Jesus is born of the brotherhood; it is the "second birth" that is the real birth. Jesus is born of written words, not of the sensual body; Jesus is a fiction. The text offers a mirror which transforms the sensual experience into a purely visual experience. All phenomena are represented, but the full embodied sensual experience is missing. The reality of the text is, and remains "virtual reality."

The claims of independence, of "virgin birth" get us nowhere. Our fictions are never actually free of the sensual, genital body. Technology cannot free the child from his Mother; the whole project is cooked up within her womb.

Sunday, May 20, 2007

Metaphor asserts the sameness of all pairs; "Thou art that." The minimum is two; "toward oneness with a minimum of two;" "a genuine two-in-one." The desire for "oneness" perpetuates the difference between the two. "The two giant figures are cannibals, in mutual manduction." Love's Body. 64.

The originating pair, the Mother/Father of us all, is the pair in coitus, the childless, fatherless, motherless pair. As abstractions the pair are cell and nucleus; the originating condition only implies division into four separate parts. The originating condition is schizophrenic; Artaud "got no papamummy." The originating condition gives birth to the ego complex, or, the human family.

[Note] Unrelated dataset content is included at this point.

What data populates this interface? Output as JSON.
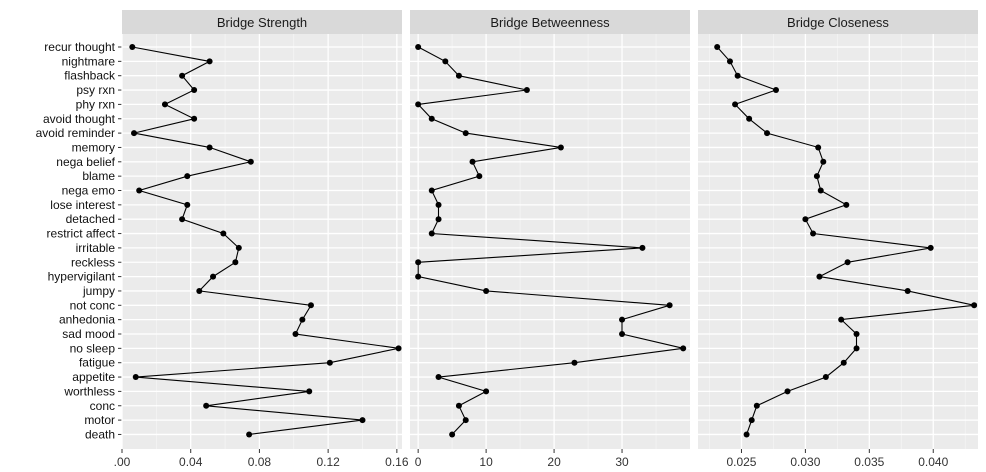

What is implicit in the original condition is made explicit in the human condition. The schizophrenic savage gives birth to the civilized neurotic; reality is constructed by repression of the originating condition. In the absence of repression the experience is not real.

Repression is temporal; it begins and ends, not unlike this day on Harris Creek. The power to repress the sameness of the originating pair exhausts itself and the body returns to its original condition. The walls of words are crumbling even as we write them. It is time for yoga on this Sunday morning on Harris Creek.